Este ahorro, sin embargo, apenas se traduce en inversión financiera. En relación con el PIB, los hogares españoles se sitúan por encima de la media comunitaria en ahorro, pero a la cola en participación en los mercados de capitales.
Una cuenta única para invertir en Europa
La propuesta del Ministerio de Economía pasa por crear una cuenta de inversión sencilla, flexible y accesible para particulares. A través de este instrumento, los ciudadanos podrán invertir en empresas, fondos y productos financieros europeos bajo una misma estructura.
La cuenta se integrará en el marco de la nueva etiqueta Finance Europe, diseñada para facilitar la canalización del ahorro privado hacia proyectos empresariales de interés estratégico para la UE.
Gestión activa y límites claros
Uno de los principios básicos del modelo es la gestión activa por parte del inversor. El titular de la cuenta podrá decidir en cada momento el destino de su dinero, eligiendo entre diferentes activos financieros.
Como condición general, al menos el 70% de las inversiones deberá destinarse a empresas europeas consideradas estratégicas. Los criptoactivos quedan expresamente excluidos de este producto.

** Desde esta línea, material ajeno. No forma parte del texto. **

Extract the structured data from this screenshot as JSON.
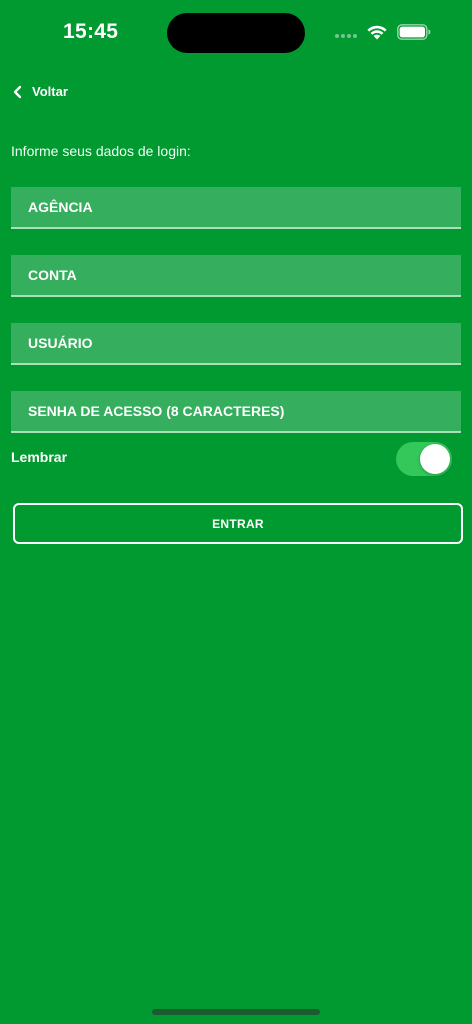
{
  "status_bar": {
    "time": "15:45"
  },
  "nav": {
    "back_label": "Voltar"
  },
  "form": {
    "intro": "Informe seus dados de login:",
    "agencia_placeholder": "AGÊNCIA",
    "conta_placeholder": "CONTA",
    "usuario_placeholder": "USUÁRIO",
    "senha_placeholder": "SENHA DE ACESSO (8 CARACTERES)",
    "remember_label": "Lembrar",
    "remember_enabled": true,
    "submit_label": "ENTRAR"
  },
  "colors": {
    "background": "#009a31",
    "field_background": "#35af5d",
    "toggle_on": "#34c759"
  }
}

El dinero deberá mantenerse durante un periodo mínimo aún por definir, aunque las recomendaciones comunitarias apuntan a un plazo de cinco años para favorecer la estabilidad de la inversión.
CNMV y BME, actores clave
El diseño técnico de la cuenta cuenta con el respaldo de la CNMV y de BME, el operador de la bolsa española. Ambas instituciones defienden un instrumento que permita a los particulares acceder de forma sencilla a los mercados financieros sin una complejidad excesiva.

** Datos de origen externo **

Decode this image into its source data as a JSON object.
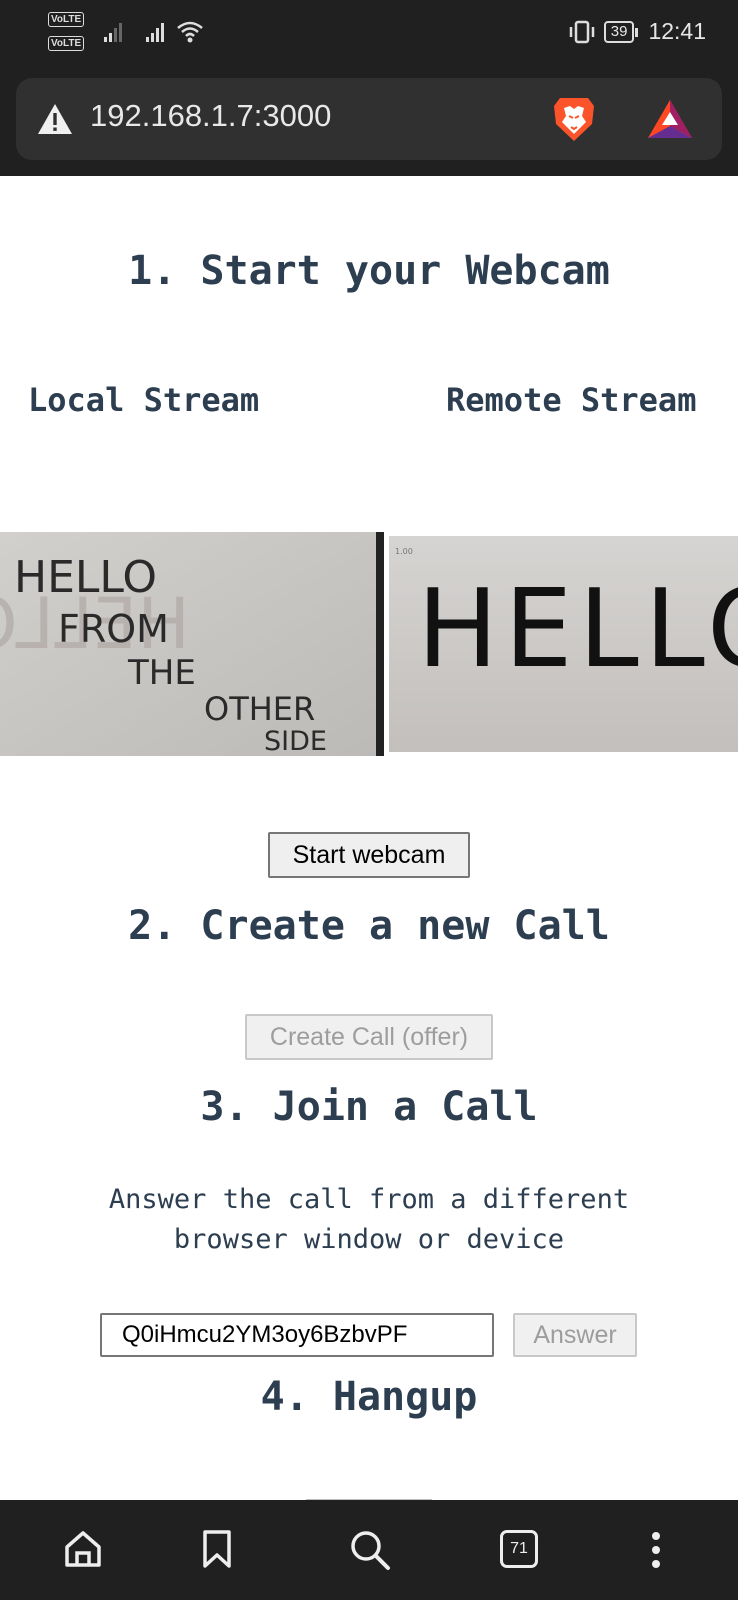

Entre las cuestiones pendientes figuran los importes máximos de aportación, las entidades autorizadas a comercializar la cuenta y la definición concreta de qué se considera una empresa estratégica.
La fiscalidad, el gran interrogante
El aspecto más sensible del proyecto es su tratamiento fiscal. La Comisión Europea ha pedido expresamente que estas cuentas reciban el trato “más favorable” entre los productos de inversión disponibles.

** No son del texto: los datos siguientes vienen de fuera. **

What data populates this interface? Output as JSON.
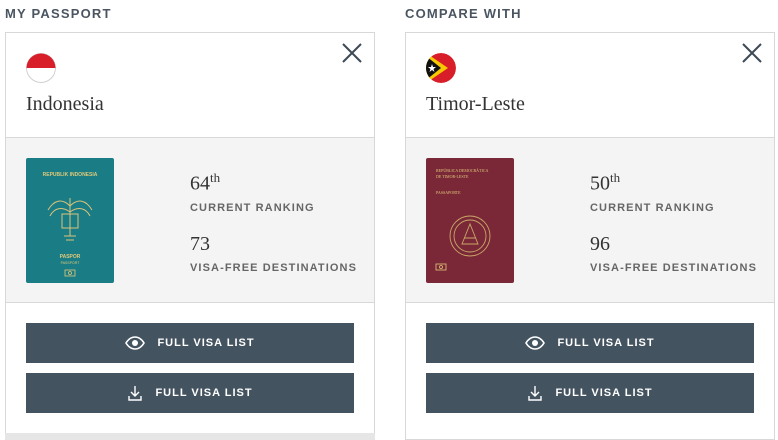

Entre las opciones que se barajan figuran deducciones, exenciones o mecanismos de diferimiento fiscal que permitan reinvertir las ganancias sin una tributación inmediata, siguiendo el modelo de otros instrumentos ya existentes en España.
El Ministerio de Hacienda, por el momento, evita pronunciarse sobre este punto, mientras Economía reconoce que la fiscalidad será determinante para el éxito de la iniciativa.
Menos ladrillo, más mercado financiero
Uno de los objetivos explícitos es reducir la fuerte dependencia del ahorro inmobiliario. Actualmente, cerca del 75% del patrimonio de los hogares españoles está concentrado en activos ligados a la vivienda.
Economía subraya que existe un “importante potencial de movilización” del ahorro hacia los mercados de capitales, especialmente en un contexto de baja rentabilidad de los depósitos tradicionales.
Suecia como referencia
El modelo que más interés despierta entre los reguladores españoles es el de Suecia. Su cuenta de inversión individual, conocida como ISK, ha conseguido en poco más de una década que millones de ciudadanos participen activamente en la financiación de empresas.
Este sistema sustituyó los impuestos sobre las ganancias de capital por una tasa anual reducida, lo que facilitó la entrada de pequeños inversores y disparó las salidas a bolsa de compañías nacionales.
Con la futura cuenta de inversión, el Gobierno busca replicar parte de ese éxito y convertir el ahorro de los hogares en una palanca estable de crecimiento económico a medio y largo plazo.